At this point, Thomas Lynch is an unusual name in Dundee. I think these are all the same person. The inconsistency of age could result simply from his being farmed out to Auchterhouse and then transferred to a second household there. The person giving information for the census in 1841 (Charlotte Chrichton as head of the household) might well not actually know - but would know he was bigger than the other children. Thomas knew (at least later) that wasn't right, may not have known his actual birth date but may have estimated it around 1831 or 2, and so from then on it's a bit fuzzy.

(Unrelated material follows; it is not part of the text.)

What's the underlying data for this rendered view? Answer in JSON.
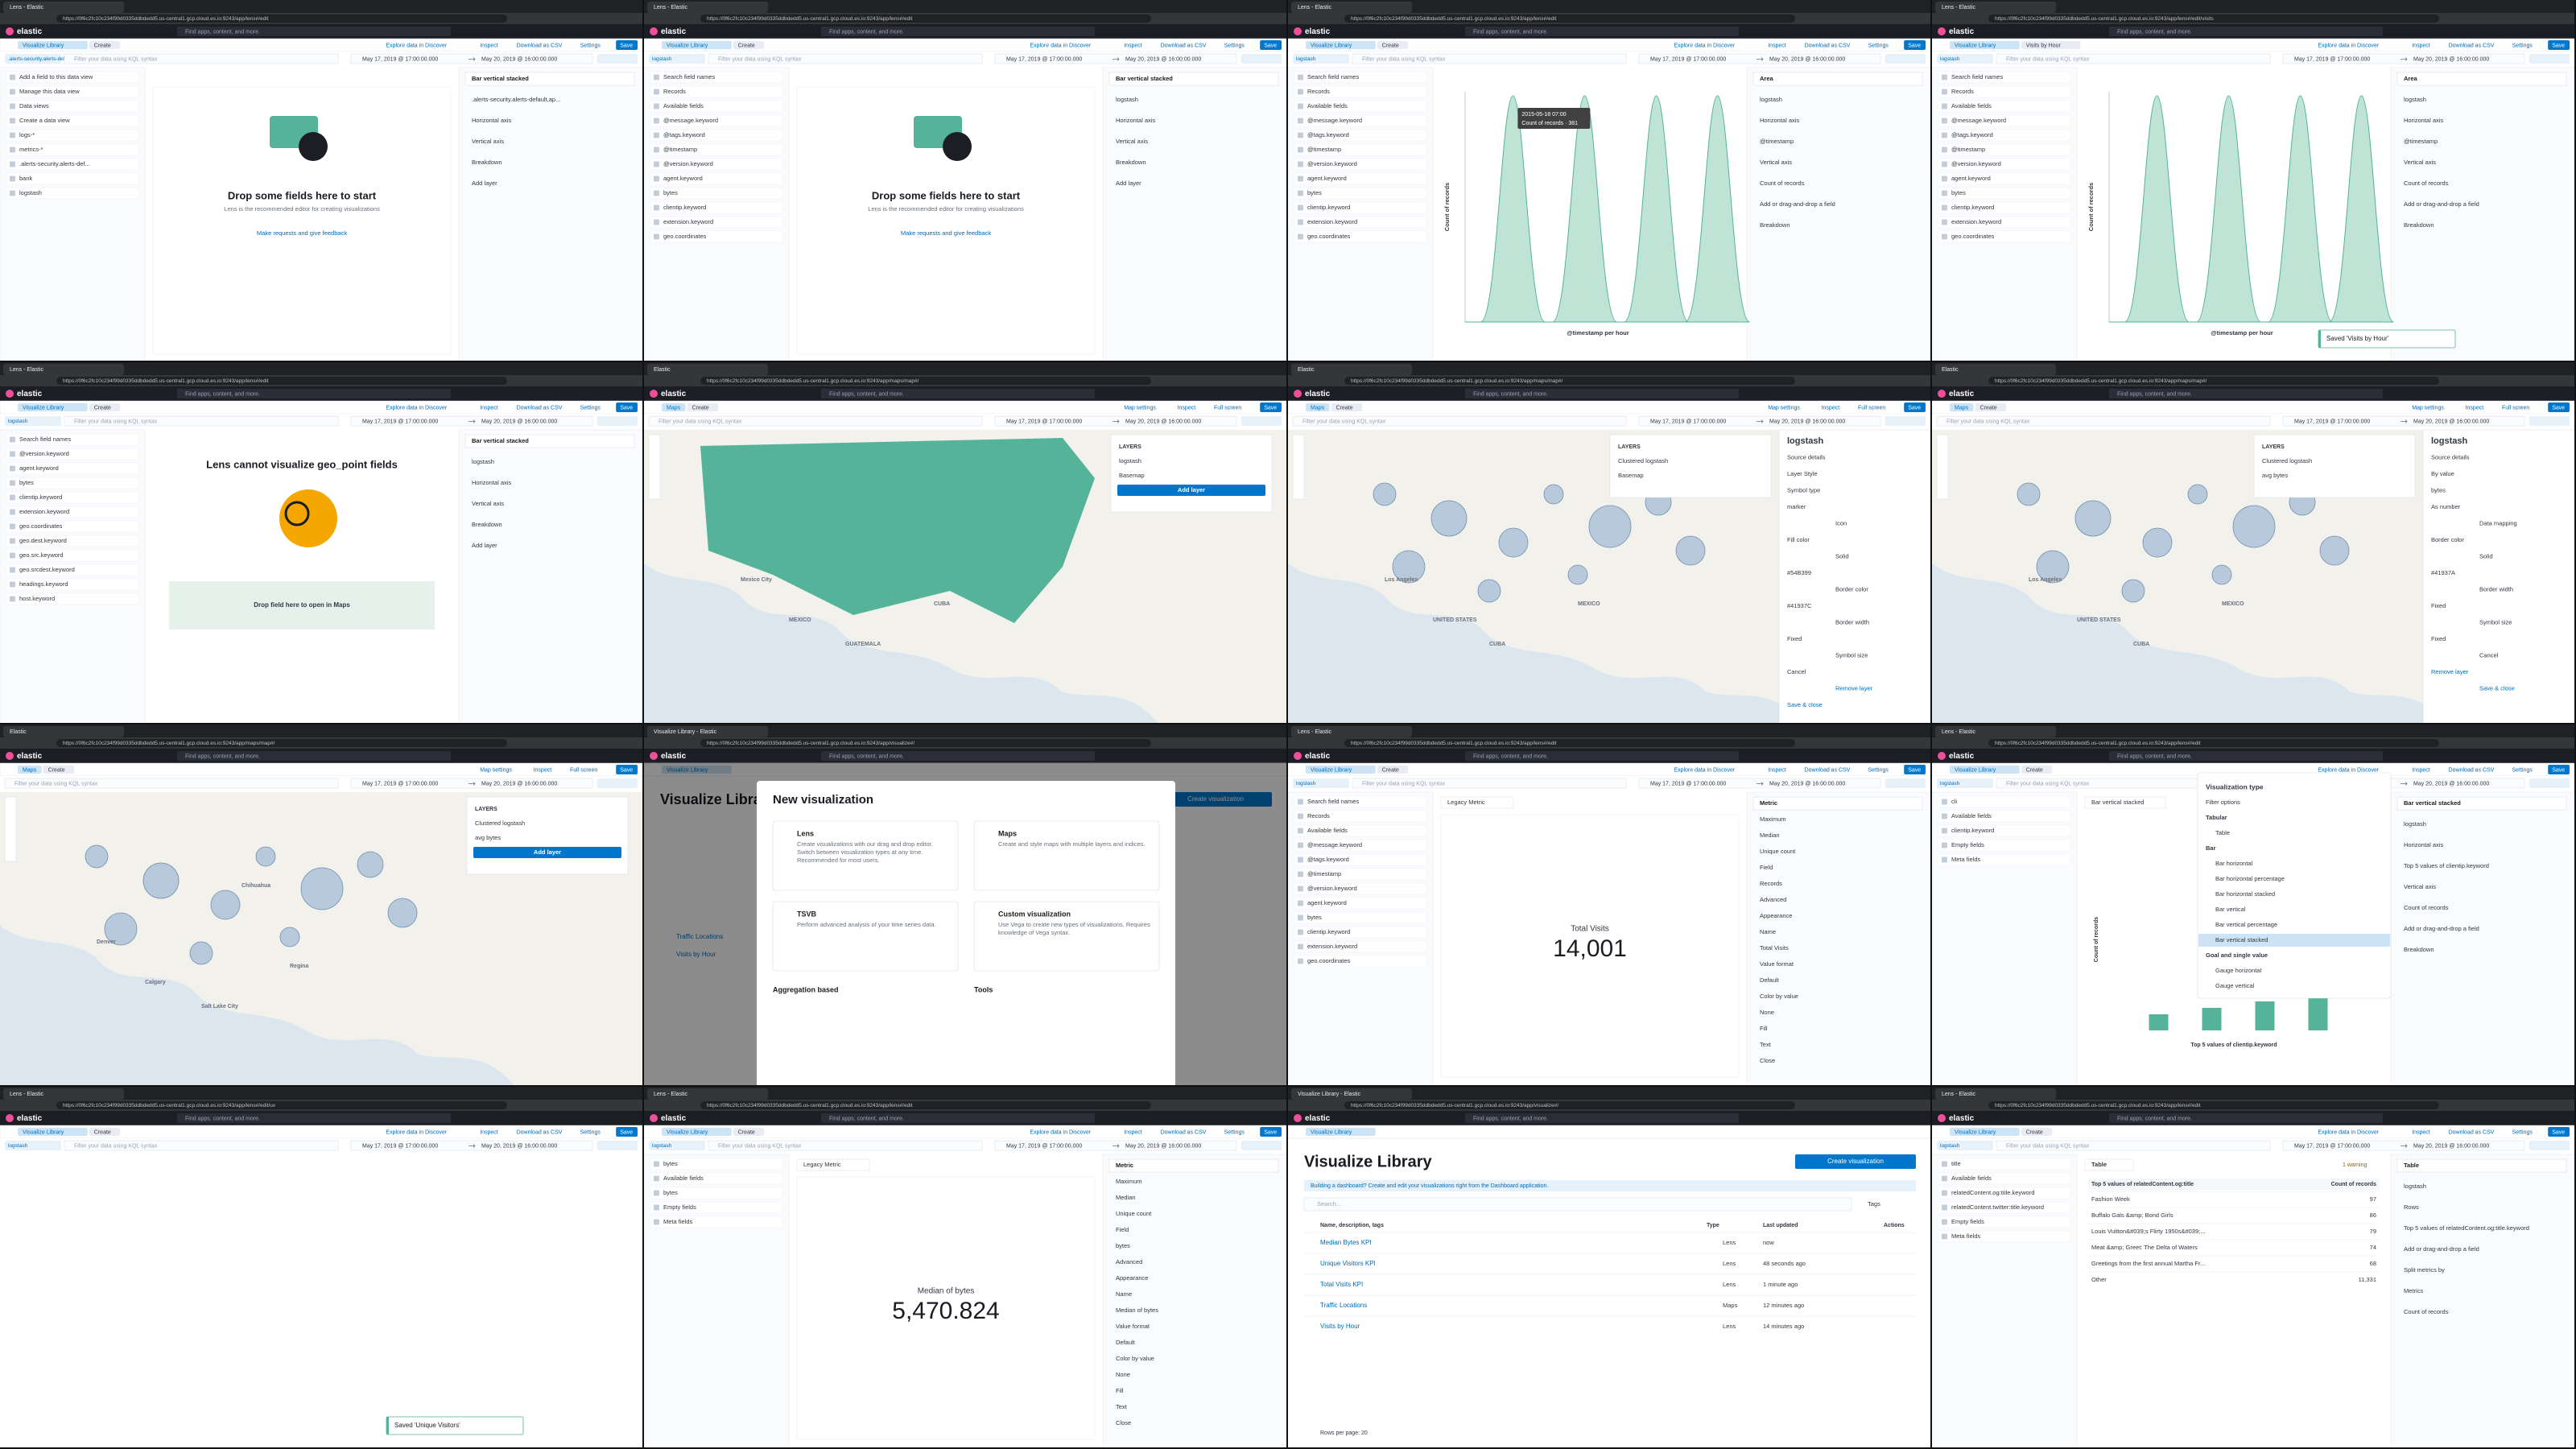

And, this Thomas Lynch would have ceased to be on the roll of the Dundee poor at around age 13 or 14, and then started in service, probably with a local farmer as the 'boy', the lowest in the pecking order. Alas, there aren't any more lists of poor until 1848, by which time Thomas is certainly too old to be mentioned on the roll, so I can't find the point at which he drops off it. He may then have moved around several farms, probably in the area of Auchterhouse, Glamis, Meigle, Kirriemuir, being fee-ed where there was work, and then in Kirriemuir met up with Euphemia Low, whom he seems to have married in 1850 - and in the 1851 census she's a linen weaver and he's an ag lab ... But they didn't stay together, and that's another story.
Or of course this whole construction could be quite wrong...
(And I still have to find him in 1861, and work out how/why he went from Angus to Glasgow where he turns up in 1868, with Dundee lass Margaret Cassidy.)